Nous sommes au milieu du XVIIIe siècle, au moment où la traite des esclaves n'est plus seulement l'affaire des colonisateurs britanniques, mais participe aussi du jeu de pouvoir entre les tribus qui peuplent La Côte de l'Or (qui deviendra le Ghana). Les Ashanti étendent leur domination et font payer leur expansion territoriale en esclaves. Car ils ont compris, après les Fanti, que de cette façon ils s'attireront les bonnes grâces des Anglais. Voilà le premier choc de ce roman qui va balayer plus de deux siècles d'Histoire : les Noirs ont activement participé à la traite de leurs semblables et n'avaient rien à envier aux colonisateurs quant à la cruauté de leurs pratiques. Esi va pouvoir le constater après sa capture, durant son séjour dans les geôles de Cape Coast, au bord du Golfe de Guinée, et la traversée vers le Sud des Etats-Unis.
Sa demi-soeur Effia aurait pu la croiser, puisqu'elle demeure dans la même ville. Remarquée par James Collins, le nouveau gouverneur britannique, elle est achetée pour 30 livres et amenée dans son hôtel particulier à Cape Coast.

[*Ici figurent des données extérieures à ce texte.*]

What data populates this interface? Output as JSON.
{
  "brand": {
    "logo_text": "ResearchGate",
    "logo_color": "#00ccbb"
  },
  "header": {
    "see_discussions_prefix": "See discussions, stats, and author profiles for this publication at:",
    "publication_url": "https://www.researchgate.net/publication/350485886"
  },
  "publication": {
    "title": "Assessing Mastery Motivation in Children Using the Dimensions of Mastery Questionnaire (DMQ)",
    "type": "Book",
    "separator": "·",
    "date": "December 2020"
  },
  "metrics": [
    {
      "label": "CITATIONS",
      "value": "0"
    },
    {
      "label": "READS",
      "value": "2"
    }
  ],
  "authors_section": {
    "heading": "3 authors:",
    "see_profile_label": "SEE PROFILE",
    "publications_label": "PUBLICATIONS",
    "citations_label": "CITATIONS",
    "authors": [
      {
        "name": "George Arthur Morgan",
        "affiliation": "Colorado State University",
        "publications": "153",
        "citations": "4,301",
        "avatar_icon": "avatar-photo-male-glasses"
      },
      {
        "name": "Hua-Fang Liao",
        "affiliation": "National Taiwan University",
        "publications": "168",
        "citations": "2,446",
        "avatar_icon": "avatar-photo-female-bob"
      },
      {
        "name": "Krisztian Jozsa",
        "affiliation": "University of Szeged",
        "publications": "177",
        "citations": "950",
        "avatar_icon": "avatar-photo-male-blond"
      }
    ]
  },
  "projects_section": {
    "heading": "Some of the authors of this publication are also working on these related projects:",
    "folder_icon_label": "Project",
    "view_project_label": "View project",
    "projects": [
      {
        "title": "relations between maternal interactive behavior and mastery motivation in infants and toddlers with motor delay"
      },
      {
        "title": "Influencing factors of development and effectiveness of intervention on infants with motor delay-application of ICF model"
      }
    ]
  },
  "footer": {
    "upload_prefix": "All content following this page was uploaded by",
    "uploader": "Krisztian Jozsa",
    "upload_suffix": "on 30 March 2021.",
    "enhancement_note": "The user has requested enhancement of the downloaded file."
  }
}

Les chapitres vont alors alterner, suivant tour à tour le parcours de l'une et de l'autre, le mariage d'Effia avec un Anglais et la naissance de leurs enfants d'une part, la vie dans le sud de l'Amérique d'autre part. le chapitre intitulé Kojo retrace la peur des esclaves qui avaient réussi à fuir. En vertu de la loi statuant sur les modalités de leur capture et leur renvoi à leur propriétaire, le fils d'Esi – qui comme nombre de ses congénères s'appelle désormais Freeman – ne vit que dans la hantise d'être capturé. Une épée de Damoclès qui est aussi accrochée au-dessus de tous les membres de sa famille. Il se verra aussi confronté aux lois de ségrégation qui ont officiellement pris la suite de l'esclavage. Rappelons que les lois dites Jim Crow, nouveau choc, resteront en vigueur jusqu'en 1964 !
Génération après génération, jusqu'au «pèlerinage» au Ghana de la narratrice, on va découvrir que les enfants d'Effia n'auront pas une vie plus enviable que ceux d'Esi. Car les métisses sont rejetés par les Blancs autant que par les Noirs. C'est le cas du fils d'Effia qui ne pourra revendiquer ni la blancheur de son père, ni la noirceur de sa mère. Ni l'Angleterre ni la Côte d'or. Ajoutons que son homosexualité ne va pas arranger les choses.
Côté américain les enfants de ces Noirs qui ont émigré par milliers pour fuir les lois Jim Crow, se retrouvent dans des ghettos, comme ce quartier de Harlem à New York.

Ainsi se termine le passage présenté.